针对当前锂离子电池LiFePO4正极材料所固有的锂离子扩散率慢和电子电导率低两大问题，本项目拟从理论和技术两个层面，研究和揭示LiFePO4正极材料中Li+的传输途径和机理，并通过材料改性以实现磷酸铁锂正极材料的高倍率充放电。理论方面，将基于第一性原理和分子动力学，通过对LiFePO4晶体结构和电子结构的理论计算，获得Li+传输最低能量通道及相应的理论掺杂状态，建立Li+传输模型，探索Li+传输机理及影响因素。技术方面，将通过表面包覆、体相掺杂以及纳米多孔化等手段，制备出电化学性能优异的纳米多孔LiFePO4正极材料，实现其高速充放电性能，并分析颗粒孔径及其分布对材料电化学性能的影响。本项目的研究将对提高LiFePO4正极材料的离子扩散速率和电导率，实现大电流充放电能力，促进锂离子动力电池及新能源汽车产业化进程，降低环境污染都具有重要的理论意义和应用价值。

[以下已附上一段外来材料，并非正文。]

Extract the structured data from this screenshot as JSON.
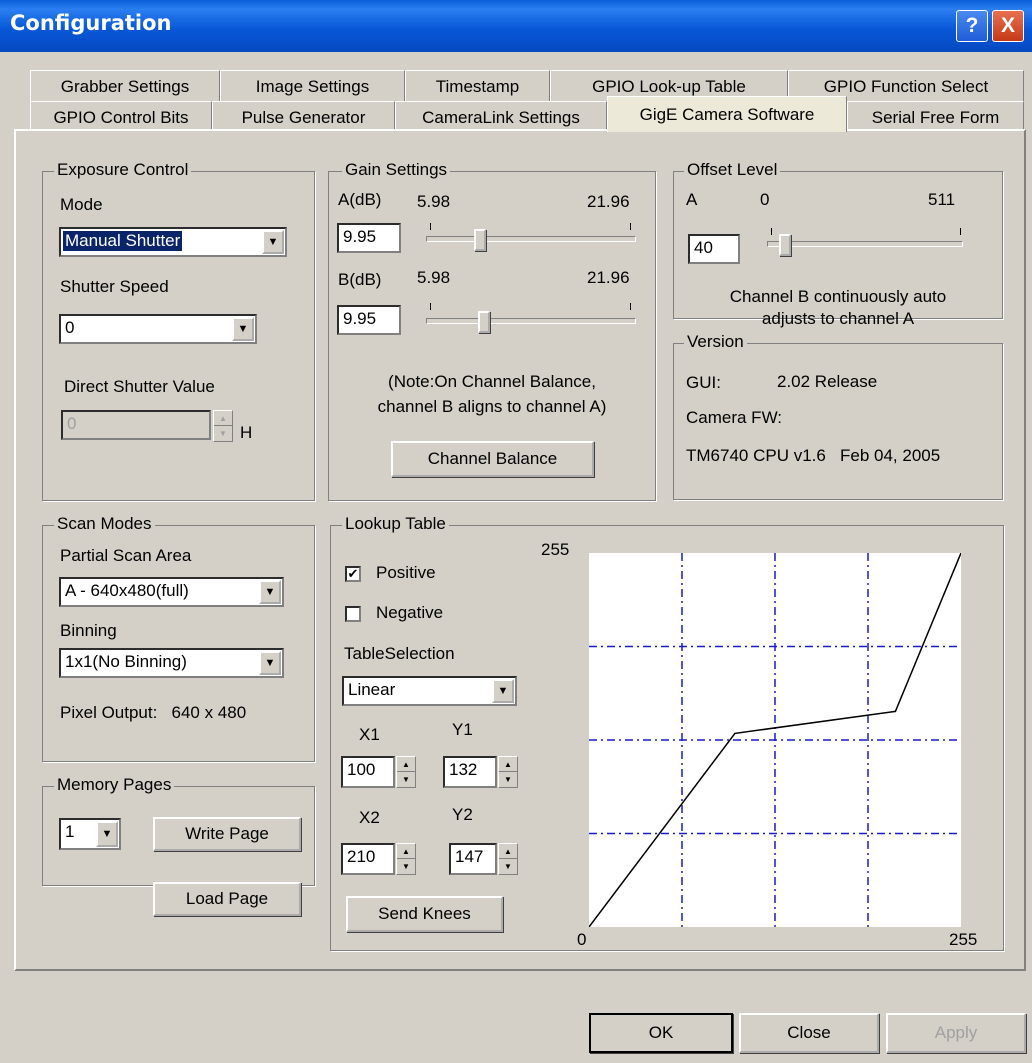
{
  "window": {
    "title": "Configuration",
    "help_label": "?",
    "close_label": "X"
  },
  "tabs": {
    "row1": [
      "Grabber Settings",
      "Image Settings",
      "Timestamp",
      "GPIO Look-up Table",
      "GPIO Function Select"
    ],
    "row2": [
      "GPIO Control Bits",
      "Pulse Generator",
      "CameraLink Settings",
      "GigE Camera Software",
      "Serial Free Form"
    ]
  },
  "exposure": {
    "title": "Exposure Control",
    "mode_label": "Mode",
    "mode_value": "Manual Shutter",
    "shutter_label": "Shutter Speed",
    "shutter_value": "0",
    "direct_label": "Direct Shutter Value",
    "direct_value": "0",
    "direct_unit": "H"
  },
  "gain": {
    "title": "Gain Settings",
    "a_label": "A(dB)",
    "a_min": "5.98",
    "a_max": "21.96",
    "a_value": "9.95",
    "b_label": "B(dB)",
    "b_min": "5.98",
    "b_max": "21.96",
    "b_value": "9.95",
    "note_line1": "(Note:On Channel Balance,",
    "note_line2": "channel B aligns to channel A)",
    "balance_button": "Channel Balance"
  },
  "offset": {
    "title": "Offset Level",
    "a_label": "A",
    "min": "0",
    "max": "511",
    "value": "40",
    "note_line1": "Channel B continuously auto",
    "note_line2": "adjusts to channel A"
  },
  "version": {
    "title": "Version",
    "gui_label": "GUI:",
    "gui_value": "2.02 Release",
    "fw_label": "Camera FW:",
    "fw_value": "TM6740 CPU v1.6   Feb 04, 2005"
  },
  "scan": {
    "title": "Scan Modes",
    "partial_label": "Partial Scan Area",
    "partial_value": "A - 640x480(full)",
    "binning_label": "Binning",
    "binning_value": "1x1(No Binning)",
    "pixel_output": "Pixel Output:   640 x 480"
  },
  "memory": {
    "title": "Memory Pages",
    "page_value": "1",
    "write_button": "Write Page",
    "load_button": "Load Page"
  },
  "lut": {
    "title": "Lookup Table",
    "positive_label": "Positive",
    "positive_checked": true,
    "negative_label": "Negative",
    "negative_checked": false,
    "selection_label": "TableSelection",
    "selection_value": "Linear",
    "x1_label": "X1",
    "y1_label": "Y1",
    "x2_label": "X2",
    "y2_label": "Y2",
    "x1": "100",
    "y1": "132",
    "x2": "210",
    "y2": "147",
    "send_button": "Send Knees",
    "axis_max_y": "255",
    "axis_min_x": "0",
    "axis_max_x": "255"
  },
  "chart_data": {
    "type": "line",
    "x": [
      0,
      100,
      210,
      255
    ],
    "y": [
      0,
      132,
      147,
      255
    ],
    "xlim": [
      0,
      255
    ],
    "ylim": [
      0,
      255
    ],
    "grid": true,
    "grid_color": "#1a1acc"
  },
  "buttons": {
    "ok": "OK",
    "close": "Close",
    "apply": "Apply"
  }
}
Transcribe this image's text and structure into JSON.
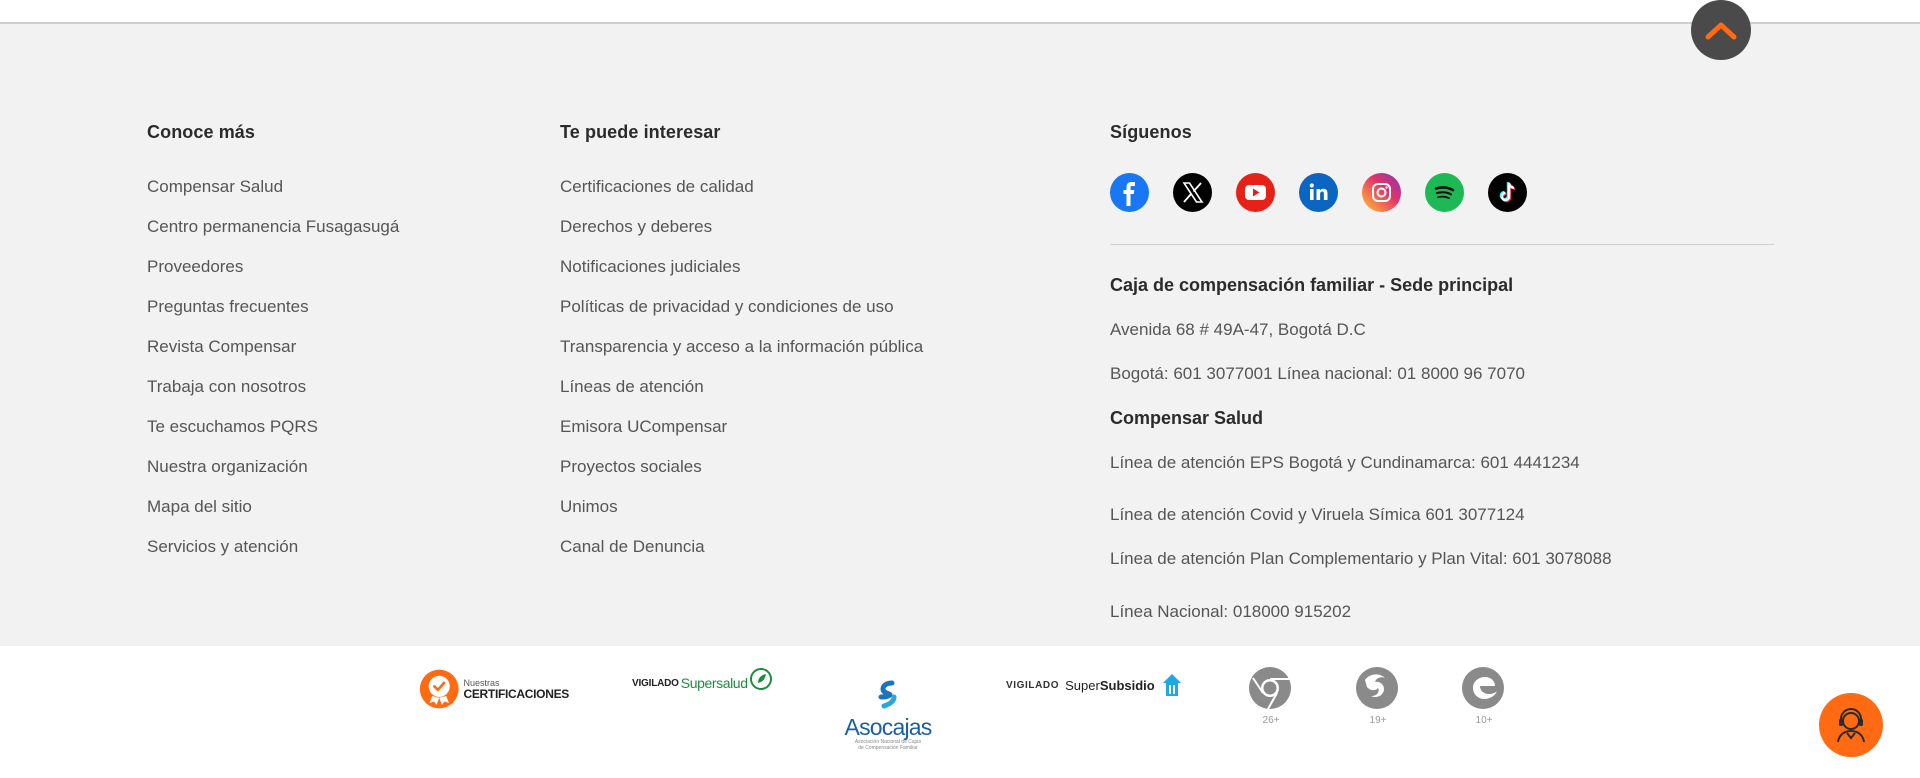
{
  "columns": {
    "conoce": {
      "title": "Conoce más",
      "links": [
        "Compensar Salud",
        "Centro permanencia Fusagasugá",
        "Proveedores",
        "Preguntas frecuentes",
        "Revista Compensar",
        "Trabaja con nosotros",
        "Te escuchamos PQRS",
        "Nuestra organización",
        "Mapa del sitio",
        "Servicios y atención"
      ]
    },
    "interesar": {
      "title": "Te puede interesar",
      "links": [
        "Certificaciones de calidad",
        "Derechos y deberes",
        "Notificaciones judiciales",
        "Políticas de privacidad y condiciones de uso",
        "Transparencia y acceso a la información pública",
        "Líneas de atención",
        "Emisora UCompensar",
        "Proyectos sociales",
        "Unimos",
        "Canal de Denuncia"
      ]
    }
  },
  "siguenos": {
    "title": "Síguenos",
    "icons": [
      "facebook-icon",
      "x-twitter-icon",
      "youtube-icon",
      "linkedin-icon",
      "instagram-icon",
      "spotify-icon",
      "tiktok-icon"
    ]
  },
  "contact": {
    "sede_title": "Caja de compensación familiar - Sede principal",
    "address": "Avenida 68 # 49A-47, Bogotá D.C",
    "phones": "Bogotá: 601 3077001 Línea nacional: 01 8000 96 7070",
    "salud_title": "Compensar Salud",
    "lines": [
      "Línea de atención EPS Bogotá y Cundinamarca: 601 4441234",
      "Línea de atención Covid y Viruela Símica 601 3077124",
      "Línea de atención Plan Complementario y Plan Vital: 601 3078088",
      "Línea Nacional: 018000 915202"
    ]
  },
  "logos": {
    "cert_small": "Nuestras",
    "cert_big": "CERTIFICACIONES",
    "supersalud_a": "VIGILADO",
    "supersalud_b": "Supersalud",
    "asocajas": "Asocajas",
    "asocajas_sub1": "Asociación Nacional de Cajas",
    "asocajas_sub2": "de Compensación Familiar",
    "supersubsidio_a": "VIGILADO",
    "supersubsidio_b": "Super",
    "supersubsidio_c": "Subsidio",
    "browsers": [
      {
        "icon": "chrome-icon",
        "version": "26+"
      },
      {
        "icon": "firefox-icon",
        "version": "19+"
      },
      {
        "icon": "edge-icon",
        "version": "10+"
      }
    ]
  },
  "colors": {
    "accent": "#ff6a13",
    "footer_bg": "#f2f2f2",
    "scroll_btn": "#4a4a4a"
  }
}
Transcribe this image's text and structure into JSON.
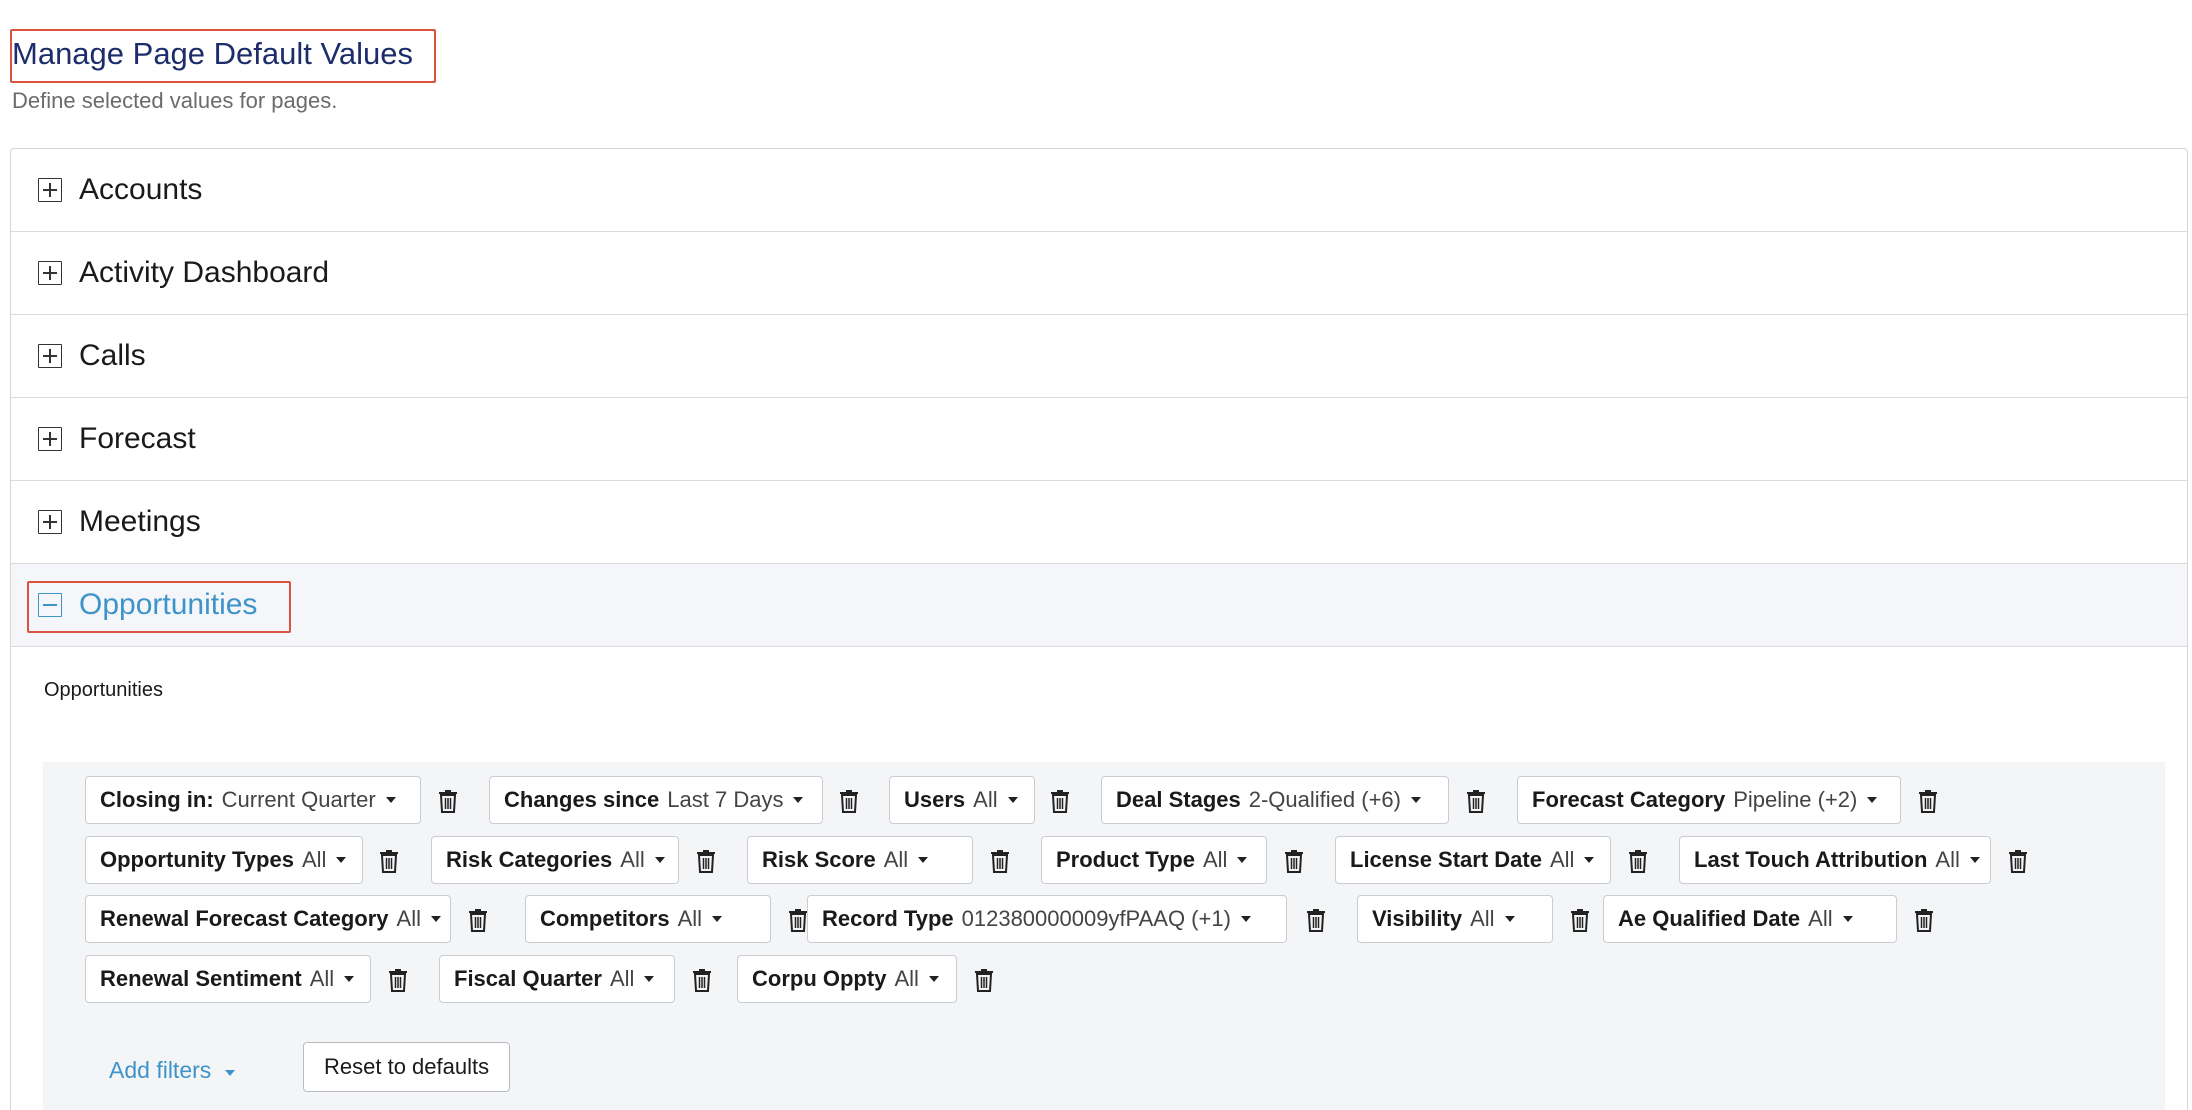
{
  "header": {
    "title": "Manage Page Default Values",
    "subtitle": "Define selected values for pages."
  },
  "accordion": {
    "sections": [
      {
        "label": "Accounts",
        "expanded": false
      },
      {
        "label": "Activity Dashboard",
        "expanded": false
      },
      {
        "label": "Calls",
        "expanded": false
      },
      {
        "label": "Forecast",
        "expanded": false
      },
      {
        "label": "Meetings",
        "expanded": false
      },
      {
        "label": "Opportunities",
        "expanded": true
      }
    ]
  },
  "opportunities": {
    "heading": "Opportunities",
    "filters": [
      {
        "name": "Closing in:",
        "value": "Current Quarter"
      },
      {
        "name": "Changes since",
        "value": "Last 7 Days"
      },
      {
        "name": "Users",
        "value": "All"
      },
      {
        "name": "Deal Stages",
        "value": "2-Qualified (+6)"
      },
      {
        "name": "Forecast Category",
        "value": "Pipeline (+2)"
      },
      {
        "name": "Opportunity Types",
        "value": "All"
      },
      {
        "name": "Risk Categories",
        "value": "All"
      },
      {
        "name": "Risk Score",
        "value": "All"
      },
      {
        "name": "Product Type",
        "value": "All"
      },
      {
        "name": "License Start Date",
        "value": "All"
      },
      {
        "name": "Last Touch Attribution",
        "value": "All"
      },
      {
        "name": "Renewal Forecast Category",
        "value": "All"
      },
      {
        "name": "Competitors",
        "value": "All"
      },
      {
        "name": "Record Type",
        "value": "012380000009yfPAAQ (+1)"
      },
      {
        "name": "Visibility",
        "value": "All"
      },
      {
        "name": "Ae Qualified Date",
        "value": "All"
      },
      {
        "name": "Renewal Sentiment",
        "value": "All"
      },
      {
        "name": "Fiscal Quarter",
        "value": "All"
      },
      {
        "name": "Corpu Oppty",
        "value": "All"
      }
    ],
    "add_filters_label": "Add filters",
    "reset_label": "Reset to defaults"
  },
  "icons": {
    "expand": "plus-square-icon",
    "collapse": "minus-square-icon",
    "remove": "trash-icon",
    "dropdown": "caret-down-icon"
  },
  "colors": {
    "title": "#1d2d6b",
    "accent": "#3e93c9",
    "highlight_border": "#d9533f",
    "filter_bg": "#f4f5f7"
  }
}
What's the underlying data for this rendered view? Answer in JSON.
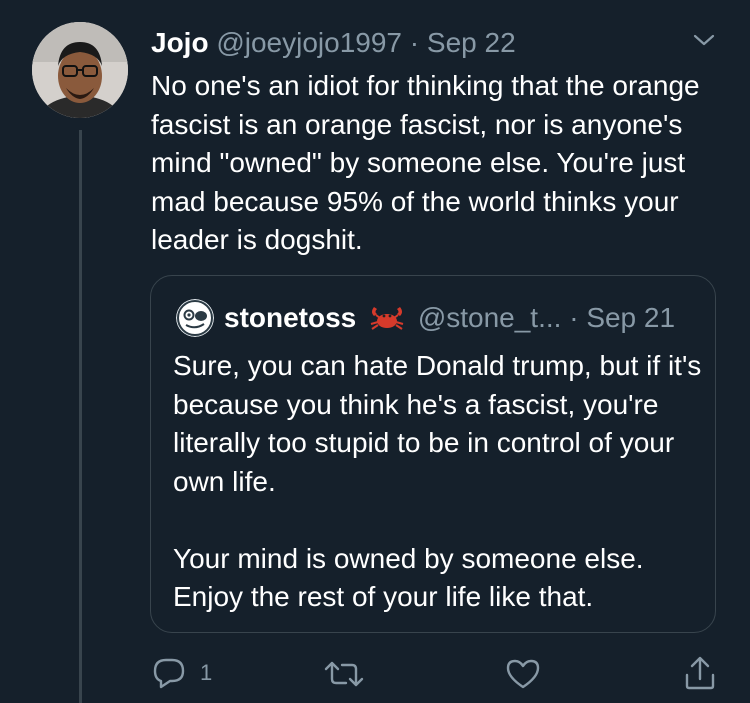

能源材料是能源开发的基础，但也是能源利用中的瓶颈，所以解决能源问题的关键是能源材料的突破。随着新能源和新能源汽车的快速发展，磷酸铁锂正极材料因其优异的安全和环境友好等性能得到快速发展，但其在商用化过程中也存在两大瓶颈问题：锂离子扩散率慢和电子电导率低。因此本项目从理论和技术两个层面，研究和揭示LiFePO4正极材料中Li+的传输途径和机理，并通过材料改性以实现磷酸铁锂正极材料的高倍率充放电。. 在LiFePO4晶体结构和电子结构第一性原理理论计算的基础上，通过对LiFePO4晶体结构和电子结构的理论计算，获得了各种掺杂状态下LiFePO4晶粒多晶面能量变化情况及晶粒内最低能量通道，建立了掺杂状态下LiFePO4材料中Li+传输模型，掌握了LiFePO4材料Li+传输机理及调控因素。采用表面活性剂为模板剂，通过自组装模板法的方式，制备出了多孔纳米级LiFePO4正极材料，缩短了Li+离子扩散和电子传导距离，并进一步深入研究了模板法制备纳米多孔材料的形成机理；研究了纳米LiFePO4材料粒径大小和孔径分布对材料性能的影响。通过不同制备方法和工艺的优化、颗粒纳米化、离子体相掺杂及表面包覆等改性手段的研究，改善了LiFePO4正极材料离子扩散速率慢、电导率低和一致性不好等问题，提出了磷酸铁锂正极材料新的制备方法，制备出了比容量在160mAh/以上，倍率、循环和其它电化学性能优异，且一致性好的磷酸铁锂正极材料。. 本项目的研究将对提高LiFePO4正极材料的离子扩散速率和电导率，实现大电流充放电能力，促进锂离子动力电池及新能源汽车产业化进程，降低环境污染都具有重要的理论意义和应用价值。